A supposedly fine film I’ll never view again
I keep coming back of late to a thought by GK Chesterton that I can’t seem to pin down anywhere in his voluminous writings. In which he said he didn’t mind how far an artist dipped the human soul into the mire so long as he didn’t break the mechanism. Well, Robert Bresson, J’accuse! You have broken the mechanism, and on purpose. I staggered out of Au Hasard Balthazar in the IFI this week considering that one ought not to praise excessive cynicism in art, because it is merely the other side of the coin of excessive sentimentality. If you want to criticise Spielberg or Capra or Dickens for sentimentality, that is to say painting in black and white with outrageous villains and suffering heroes, and no grey area of nuance, then you must also criticise Bresson for painting in black and black with outrageous villains and suffering jackasses (literally in this case) without any silver lining, a portrait painted entirely in black lacks also grey nuance, it is merely a picture of pitch. The rapist, thief, and murderer Gerard outdoes anything Dickens presents in Uriah Heep or Bill Sikes. He is pure evil, he inflicts suffering because he enjoys watching people and animals in pain, except that his blank face doesn’t seem to register much enjoyment of it. I have no idea what Bresson was getting at it in presenting Gerard’s rampage of brutality in southern France. And no interest in thinking more about this movie in order to find out.

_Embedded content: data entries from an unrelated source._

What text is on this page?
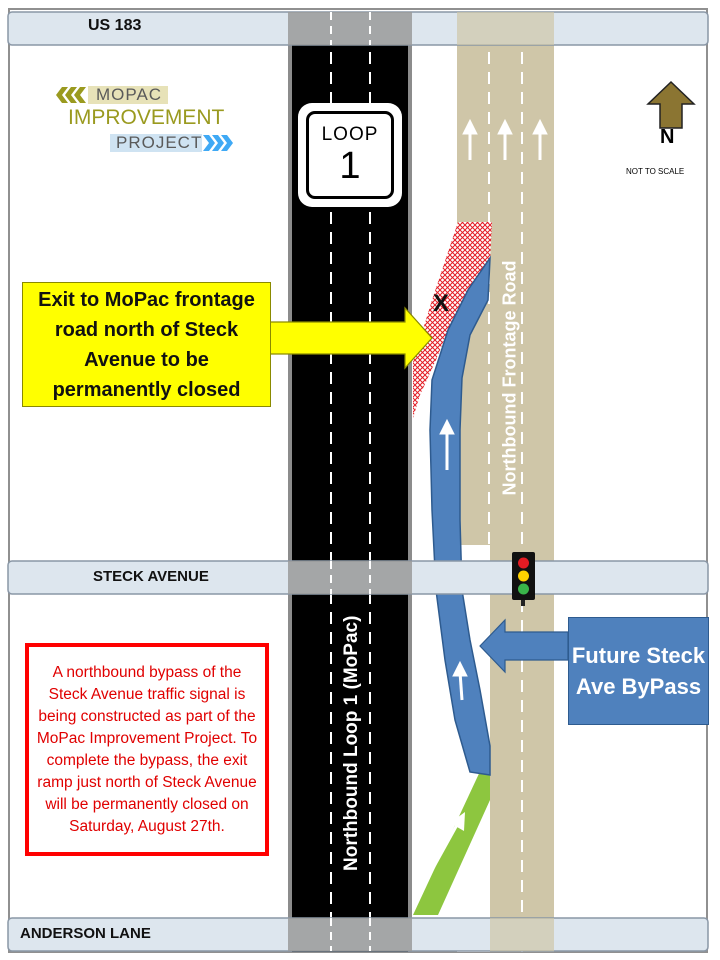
US 183
STECK AVENUE
ANDERSON LANE
MOPAC
IMPROVEMENT
PROJECT	LOOP
1
N
NOT TO SCALE
X
Northbound Loop 1 (MoPac)
Northbound Frontage Road
Exit to MoPac frontage road north of Steck Avenue to be permanently closed
Future Steck Ave ByPass
A northbound bypass of the Steck Avenue traffic signal is being constructed as part of the MoPac Improvement Project. To complete the bypass, the exit ramp just north of Steck Avenue will be permanently closed on Saturday, August 27th.
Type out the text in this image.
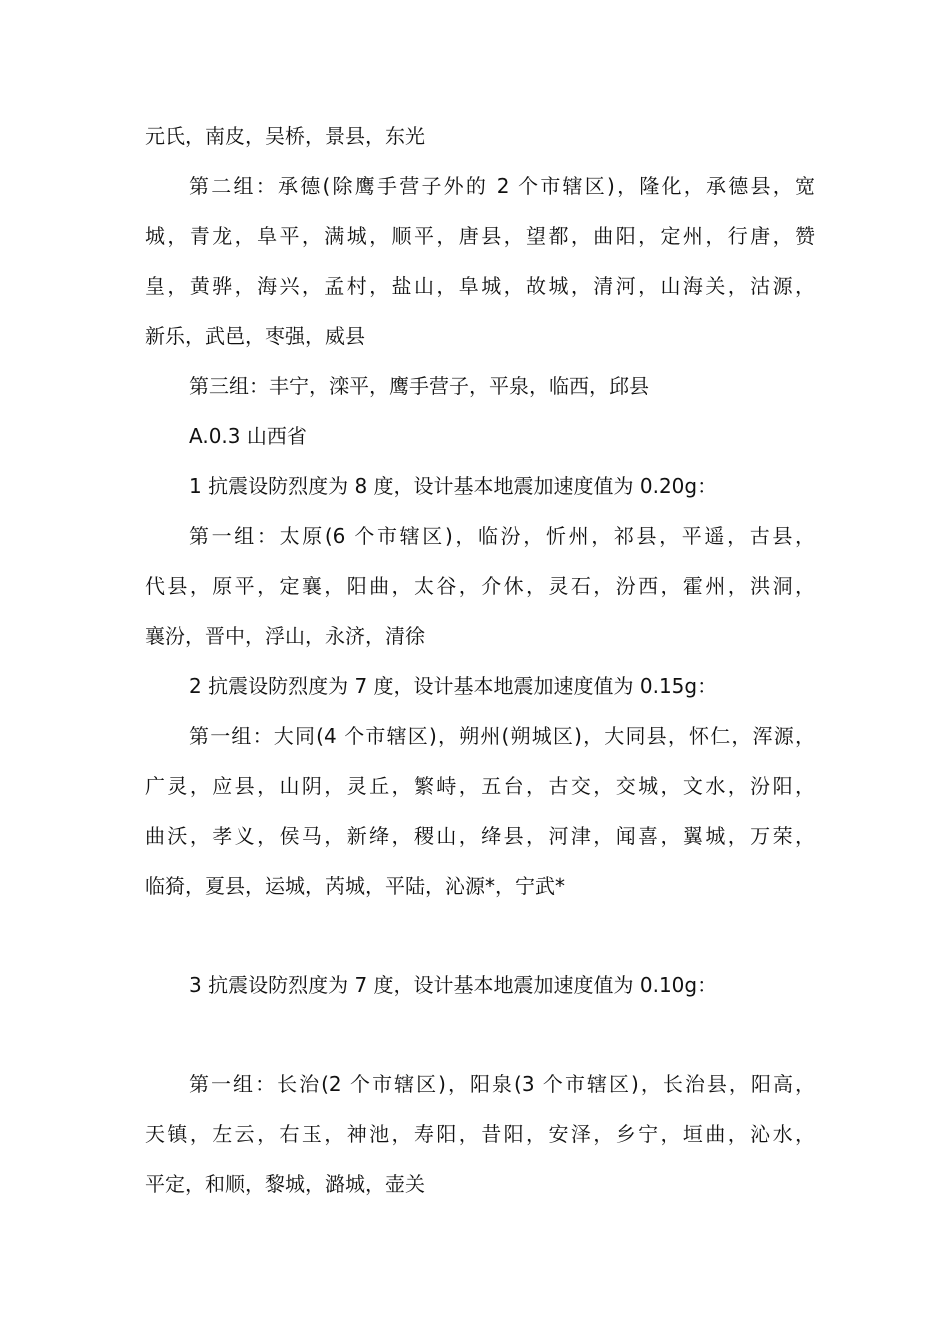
元氏，南皮，吴桥，景县，东光
第二组：承德(除鹰手营子外的 2 个市辖区)，隆化，承德县，宽
城，青龙，阜平，满城，顺平，唐县，望都，曲阳，定州，行唐，赞
皇，黄骅，海兴，孟村，盐山，阜城，故城，清河，山海关，沽源，
新乐，武邑，枣强，威县
第三组：丰宁，滦平，鹰手营子，平泉，临西，邱县
A.0.3 山西省
1 抗震设防烈度为 8 度，设计基本地震加速度值为 0.20g：
第一组：太原(6 个市辖区)，临汾，忻州，祁县，平遥，古县，
代县，原平，定襄，阳曲，太谷，介休，灵石，汾西，霍州，洪洞，
襄汾，晋中，浮山，永济，清徐
2 抗震设防烈度为 7 度，设计基本地震加速度值为 0.15g：
第一组：大同(4 个市辖区)，朔州(朔城区)，大同县，怀仁，浑源，
广灵，应县，山阴，灵丘，繁峙，五台，古交，交城，文水，汾阳，
曲沃，孝义，侯马，新绛，稷山，绛县，河津，闻喜，翼城，万荣，
临猗，夏县，运城，芮城，平陆，沁源*，宁武*
3 抗震设防烈度为 7 度，设计基本地震加速度值为 0.10g：
第一组：长治(2 个市辖区)，阳泉(3 个市辖区)，长治县，阳高，
天镇，左云，右玉，神池，寿阳，昔阳，安泽，乡宁，垣曲，沁水，
平定，和顺，黎城，潞城，壶关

Lies, damn lies, and statistics
Kevin Feige et al boasted at Comic-Con yesterday that Avengers: Endgame had just beaten Avatar to become the most popular movie ever. No, it didn’t. Because they didn’t adjust for inflation. It’s a lie. It’s not that hard to adjust for inflation, go to boxofficemojo.com and then plug the relevant figures into westegg.com/inflation/. It shouldn’t take you even two minutes. If you would be happy to never have your salary adjusted for inflation then by all means repeat this Marvel talking point. (Which is a lie.) If not…
What is a film?
This may sound rather like a film critic having an existential crisis but it seems like a rather pertinent question now that we’re drawing the curtain on two decades of the 21st Century. Not least because the idea that Twin Peaks: The Return is one of the best films of the 2010s seems to collapse all ideas into gibberish. The idea that a film is real physical action captured in camera on a piece of celluloid, with additional material added to it later as it’s assembled into a coherent assemblage of images, before being run thru a projector and by flickering light taking up a huge space in a public place where an audience of strangers sit without interruption for 2 hours to watch a story that only needs 2 hours of motion doesn’t seem to hold true anymore – it’s a very 20th Century notion. What is a film now? By the year 2030 we might have to define it as something released by Disney into cinemas where disruptive, almost exclusively under-20s, audiences play with their phones while flickering light projects a digital record of a semi-coherent assemblage of digitally animated landscapes populated by digitally animated characters with occasional humans interspersed to keep the pretence that the digitally animated action unfolding onscreen means something. And as many of these pieces of art (sic) will not be remotely self-contained stories within 2 hours, the MCU having revived the idea of the matinee serial but made it into the main attraction, that won’t even hold true for a definition of this brave new world.